I think The Doctor would rather pretend The Monk didn’t exist at all.

The only other Time Lords we see The Doctor interact with are the ones back on Gallifrey, which, ew, gross, collars, and the Romanas. Romana is far from a renegade, much more of a freshman who fell in with the guy on campus who sells acid and changed her major to “buggering around the universe” but then got her life together at 400 and is a politician now.

What’s your point, Turn

oh yeah

So now we know that Iris is a Time Lord, we can really see her as a mirror of The Doctor. All she really wants is a good time. And she hasn’t suffered the pain that Five has at that point, she hasn’t lost anyone. The conversations they share where he’s trying to impart responsibility on her, always a Time Lord even when he’s so far away and grieving, are really beautiful. The relationship becomes real and I think retroactively made me look a lot kinder on Iris’s appearances.

It’s also got such a weird ending, with the Mother Superior and Grayvorn getting fused together? That’s straight out of Frank Herbert’s weird playbook, and a much stronger ending than the sort of weird fumble over the magic handbag that was the natural conclusion. The coda for this is really strong, is what I’m saying, and although the ride is simple, it’s a pretty rip-roaring one, with a bunch of little canon easter-eggs people will love. I did, anyway.

9 Likes

Something I have been thinking about is why this is a special realse and not just a part of the MR. I have only listened to the first part but it feels like it could fit in the MR range. Lets see over the upcoming weeks if I feel the same.

7 Likes

They didn’t do story arcs at this point in the MR. Maybe this was a test to see whether connected stry arcs would work for the range.

7 Likes

I gave this one a listen and … I’m a bit mixed on it. Here are some of my points:

  • Peter Davison sounds bored throughout, and the Doctor feels very secondary to the plot.
  • The second Anthony Stewart Head story I devoured today. He’s much better here than in School Reunion, but I don’t really get the point of his character.
  • My first time experiencing Iris Wildthyme. Katy Manning certainly puts plenty of colour into the character, but I found her constant chatter and flirtatious tone very grating. She calls the Zarbi rubbish monsters, though, so I’ll give her a plus point for that.
  • The nun characters are kind of cool.
  • The Zombie King sounds like a leftover character from Minuet in Hell, and his scenes feel very loosely connected to everything else.

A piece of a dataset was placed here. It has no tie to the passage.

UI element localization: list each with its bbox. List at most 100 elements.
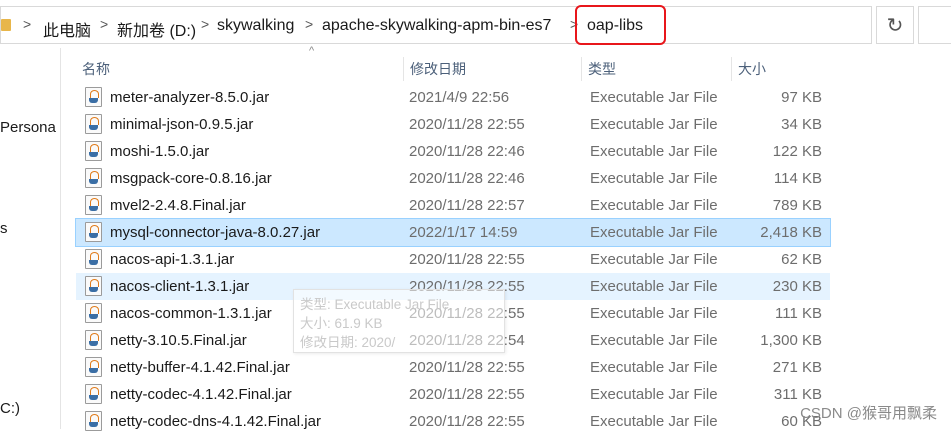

  • Virtually nothing happens here. Part 1 seemingly sets up Part 2, but Part 2 sees the characters hang around in the TARDIS and then culminate in a nonexistent climax. There’s a lot of talking about stuff and bickering and bantering, but the worldbuilding is pretty weak, and there’s no tension whatsoever.
  • The music sounds like it was plastered on the story last minute.

Because the performances are pretty good, and there are a few good moments, I’ll give this a 4/10 → LACKLUSTRE!